Un frère, Louis, deux sœurs, Martha et Lena, un père, Simon, et une grand-mère composent la troupe d'un spectacle de marionnettes alternant représentations fixes dans leur demeure de la banlieue parisienne et itinérantes. La plus grande harmonie règne entre eux, la grand-mère trouvant dans le combat de Lena auprès des Femen une étrange continuité avec ses combats de communiste et féministe. Mais Simon se sent faiblir et il lui importe que la petite entreprise familiale, perdure. Il embauche à cet effet un jeune homme, Peter, un ami de Louis, qui pourrait le remplacer dans la troupe et s’agréger à la famille aux côtés de ses trois enfants. Peter accepte et tombe amoureux de Laure qui travaille parfois pour la troupe. Lorsque Hélène sa compagne découvre le foulard qu'il a conservé de cette dernière, il lui avoue son amour et la quitte même si elle est enceinte de lui. Helene qui était venue une seule fois voir la troupe avait immédiatement attiré l'attention de Louis qui tombe amoureux d'elle
Le père meurt au cours d'une représentation. Puis c'est la grand-mère atteinte d'Elsheimer qui décède. Louis s'affranchit de l'héritage paternel et décide d'être acteur bientôt sur la voie du succès comme le prouve son interprétation saisissante de Le Jour des meurtres dans l'histoire d'Hamlet (Bernard-Marie Koltès, 1988). Lena se consacre à l'écriture. Seule Martha s'arqueboute à l'héritage paternel mais doit renoncer quand le théâtre est détruit par un orage
Peter parce qu'il s’enferme dans la voie d'une perfection illusoire refuse les offres d'achats. Laure est obligée de le quitter pour échapper à sa folie. Peter détruit ses œuvres qu’il n’arrive pas même à barder 50 euros dans le métro. Il est interné en hôpital psychiatrique où il subit des électrochocs. Louis, Martha et Lena, viennent lui rendre visite et le trouve toujours perdu. Peut-être se remettra-t-il : Laure vient luis rendre visite
Dans L'amant d'un jour (2017) Gilles, le père, professeur de philosophie reconnu au charme incontesté, refusait les avances d'une étudiante pour rester fidèle à Jeanne, une autre de ses étudiantes dont il finissait par se séparer après l'infidélité de celle-ci. Il restait seul mais transmettait à sa fille la nécessité de la fidélité en amour. Dans Le sel des larmes (2020), le père mourrait après avoir transmis à son fils sa passion pour l’ébénisterie et sa réprobation d’un ménage à trois.

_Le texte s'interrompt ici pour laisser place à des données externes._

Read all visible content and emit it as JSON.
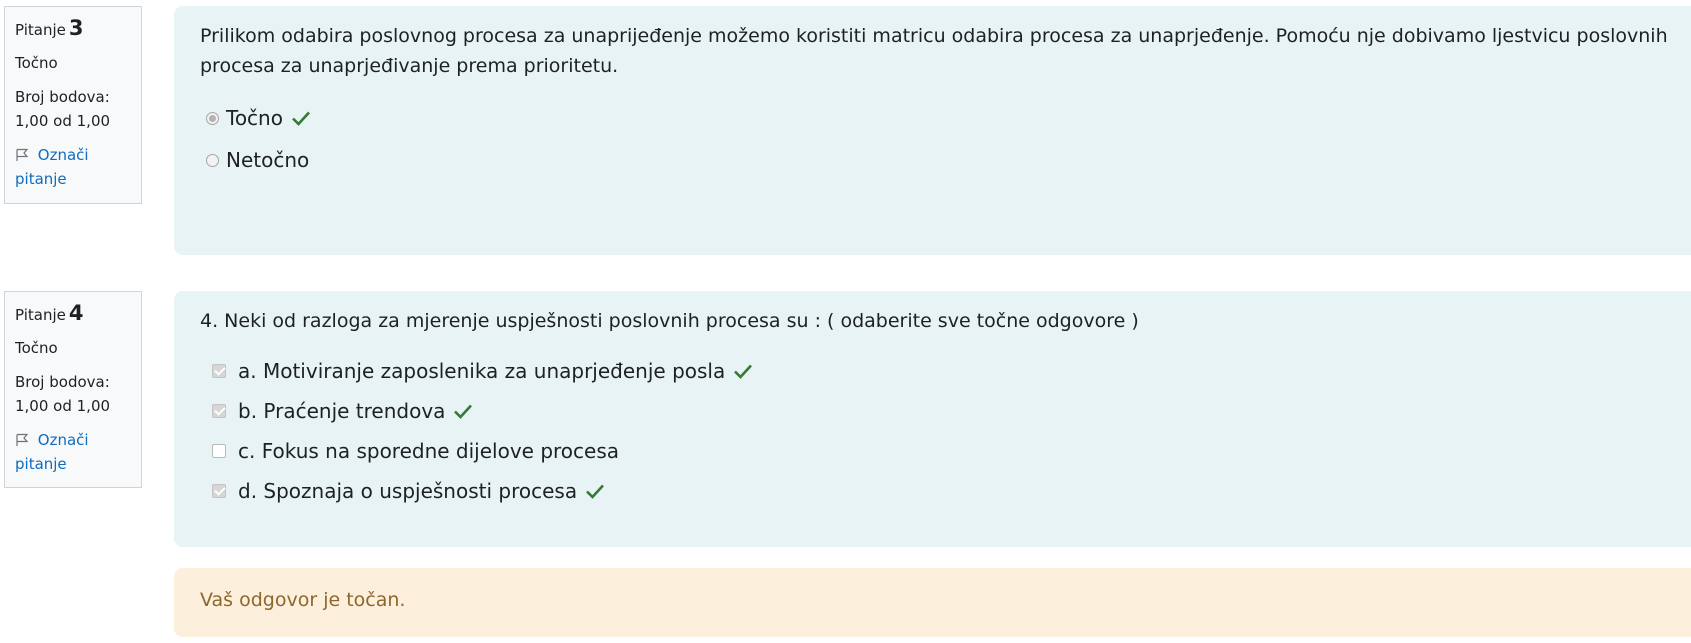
{
  "questions": [
    {
      "label": "Pitanje",
      "number": "3",
      "state": "Točno",
      "grade_label": "Broj bodova:",
      "grade_value": "1,00 od 1,00",
      "flag_label_1": "Označi",
      "flag_label_2": "pitanje",
      "text": "Prilikom odabira poslovnog procesa za unaprijeđenje možemo koristiti matricu odabira procesa za unaprjeđenje. Pomoću nje dobivamo ljestvicu poslovnih procesa za unaprjeđivanje prema prioritetu.",
      "answers": [
        {
          "label": "Točno",
          "selected": true,
          "correct": true
        },
        {
          "label": "Netočno",
          "selected": false,
          "correct": false
        }
      ]
    },
    {
      "label": "Pitanje",
      "number": "4",
      "state": "Točno",
      "grade_label": "Broj bodova:",
      "grade_value": "1,00 od 1,00",
      "flag_label_1": "Označi",
      "flag_label_2": "pitanje",
      "text": "4.  Neki od razloga za mjerenje uspješnosti poslovnih procesa su : ( odaberite sve točne odgovore )",
      "answers": [
        {
          "label": "a. Motiviranje zaposlenika za unaprjeđenje posla",
          "selected": true,
          "correct": true
        },
        {
          "label": "b. Praćenje trendova",
          "selected": true,
          "correct": true
        },
        {
          "label": "c. Fokus na sporedne dijelove procesa",
          "selected": false,
          "correct": false
        },
        {
          "label": "d. Spoznaja o uspješnosti procesa",
          "selected": true,
          "correct": true
        }
      ]
    }
  ],
  "feedback": "Vaš odgovor je točan.",
  "colors": {
    "info_bg": "#f8f9fa",
    "formulation_bg": "#e7f3f5",
    "feedback_bg": "#fcefdc",
    "feedback_text": "#8e662e",
    "link": "#0f6cbf",
    "correct_tick": "#357a32"
  },
  "icons": {
    "flag": "flag-icon",
    "correct": "check-icon"
  }
}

Après ces deux leçons de morale, le cinéaste (moins faillible que l'homme pris dans des accusations d'agressions sexuelles) aborde une troisième fois le rôle des pères au sein de la famille. Il s'agit cette fois d'un père à la tête d'une entreprise familiale de marionnettistes. On y reconnait sans peine un double de lui-même rendant hommage à son propre père, l’acteur Maurice Garrel (1923-2011), qui fut jadis marionnettiste.
En mettant en scène ses propres enfants Louis (40 ans), Esther (32 ans) et Lena (22 ans), c'est toutefois l'effacement que met en scène Philippe Garrel, craignant que le père leur impose sa vision de l'art et du monde. Le fantôme du père vient ainsi inquiéter Martha pour qu'elle reprenne le flambeau familial alors que le temps des spectacles qu'elle met en scène, désormais trop désuets, est passé. Signe de cette crainte de Philippe Garrel, Esther Garrel qui joue le rôle de Martha, est la seule de ses enfants à ne pas porter son vrai prénom. Le grand chariot, qui évoque aussi bien les étoiles de la grande ourse que le chariot d'une troupe ou d'une famille soudée, à l’image de celle qui s'entasse dans Les raisins de la colère, sera détruit par l'orage.
Les enfants restent dans le domaine artistique où ils s'épanouissent. La vie d'artiste y est toutefois décrite comme éminemment dangereuse : Peter est interné en hôpital psychiatrique où il subit des électrochocs, signe moins anachronique que permanant chez Garrel du danger que la société fait peser sur les artistes.
Jean-Luc Lacuve, le 1er octobre 2023.